Networks that don't exist until they're needed.
nullnet.ai · silence by default — every connection is earned, then erased
Most networks are default-open: everything can talk to everything, and a firewall claws the attack surface back down rule by rule. The surface starts as the entire network.
NullNet flips the logic. By default, nothing can talk to anything. A service can't reach another until the moment it genuinely needs to — the connection is built right then, just for that one conversation, and torn down once it's done.
There is no pre-built network waiting to be attacked — because there is no pre-built network at all.

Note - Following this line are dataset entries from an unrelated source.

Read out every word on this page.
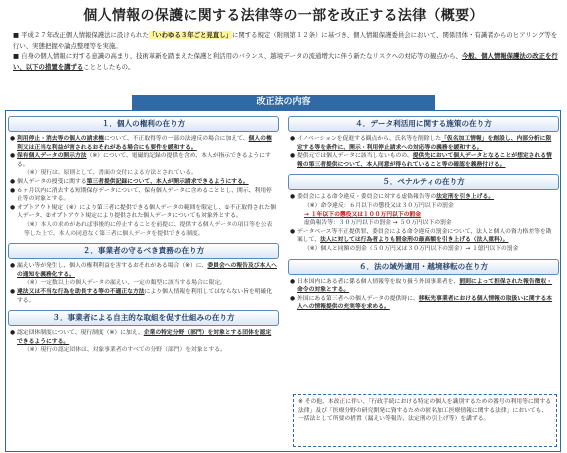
個人情報の保護に関する法律等の一部を改正する法律（概要）
■ 平成２７年改正個人情報保護法に設けられた「いわゆる３年ごと見直し」に関する規定（附則第１２条）に基づき、個人情報保護委員会において、関係団体・有識者からのヒアリング等を行い、実態把握や論点整理等を実施。
■ 自身の個人情報に対する意識の高まり、技術革新を踏まえた保護と利活用のバランス、越境データの流通増大に伴う新たなリスクへの対応等の観点から、今般、個人情報保護法の改正を行い、以下の措置を講ずることとしたもの。
改正法の内容
１．個人の権利の在り方
● 利用停止・消去等の個人の請求権について、不正取得等の一部の法違反の場合に加えて、個人の権利又は正当な利益が害されるおそれがある場合にも要件を緩和する。
● 保有個人データの開示方法（※）について、電磁的記録の提供を含め、本人が指示できるようにする。
（※）現行は、原則として、書面の交付による方法とされている。
● 個人データの授受に関する第三者提供記録について、本人が開示請求できるようにする。
● ６ヶ月以内に消去する短期保存データについて、保有個人データに含めることとし、開示、利用停止等の対象とする。
● オプトアウト規定（※）により第三者に提供できる個人データの範囲を限定し、①不正取得された個人データ、②オプトアウト規定により提供された個人データについても対象外とする。
（※）本人の求めがあれば事後的に停止することを前提に、提供する個人データの項目等を公表等した上で、本人の同意なく第三者に個人データを提供できる制度。
２．事業者の守るべき責務の在り方
● 漏えい等が発生し、個人の権利利益を害するおそれがある場合（※）に、委員会への報告及び本人への通知を義務化する。
（※）一定数以上の個人データの漏えい、一定の類型に該当する場合に限定。
● 違法又は不当な行為を助長する等の不適正な方法により個人情報を利用してはならない旨を明確化する。
３．事業者による自主的な取組を促す仕組みの在り方
● 認定団体制度について、現行制度（※）に加え、企業の特定分野（部門）を対象とする団体を認定できるようにする。
（※）現行の認定団体は、対象事業者のすべての分野（部門）を対象とする。
４．データ利活用に関する施策の在り方
● イノベーションを促進する観点から、氏名等を削除した「仮名加工情報」を創設し、内部分析に限定する等を条件に、開示・利用停止請求への対応等の義務を緩和する。
● 提供元では個人データに該当しないものの、提供先において個人データとなることが想定される情報の第三者提供について、本人同意が得られていること等の確認を義務付ける。
５．ペナルティの在り方
● 委員会による命令違反・委員会に対する虚偽報告等の法定刑を引き上げる。
（※）命令違反：６月以下の懲役又は３０万円以下の罰金
→ １年以下の懲役又は１００万円以下の罰金
虚偽報告等：３０万円以下の罰金 → ５０万円以下の罰金
● データベース等不正提供罪、委員会による命令違反の罰金について、法人と個人の資力格差等を勘案して、法人に対しては行為者よりも罰金刑の最高額を引き上げる（法人重科）。
（※）個人と同額の罰金（５０万円又は３０万円以下の罰金）→ １億円以下の罰金
６．法の域外適用・越境移転の在り方
● 日本国内にある者に係る個人情報等を取り扱う外国事業者を、罰則によって担保された報告徴収・命令の対象とする。
● 外国にある第三者への個人データの提供時に、移転先事業者における個人情報の取扱いに関する本人への情報提供の充実等を求める。
※ その他、本改正に伴い、「行政手続における特定の個人を識別するための番号の利用等に関する法律」及び「医療分野の研究開発に資するための匿名加工医療情報に関する法律」においても、一括法として所要の措置（漏えい等報告、法定刑の引上げ等）を講ずる。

Break in somewhere and there's no internal network to roam. The only paths that exist are the narrow, temporary ones carrying legitimate traffic right now.
A request comes in. The server walks the entire chain it will travel — if A needs B, and B needs C, that one request opens every link atomically, so the full path is ready at once. Each link is a dedicated VXLAN tunnel, private between two machines and alive only while in use; go idle past the timeout and the server tears it down.
Three components coordinate over a gRPC control plane:
| Component | Role |
|---|---|
| 🧠 nullnet-server | The brain — the only piece that sees the whole picture. Holds the topology of who may talk to whom, and decides when to build each connection. |
| 🛰️ nullnet-client | The agent on each machine. Announces local services and watches for them reaching out — pausing the first request just long enough to have the path built. |
| 🚪 nullnet-proxy | The front door. The ingress edge for outside traffic, asking the server to build whatever's needed to deliver each request. |
- ⚡ On-demand tunnels — connections are blueprints, not roads.
- ⏱️ Millisecond setup — paths built the instant a request appears, erased when idle.
- 🎯 Millisecond attack surface — nothing standing to scan, pivot through, or persist on.
- 🔒 A private network per client — never a shared fabric.
- 🦀 Rust performance & safety — fast and memory-safe end to end.
Stop carving down an always-on attack surface. Start with one that never exists in the first place.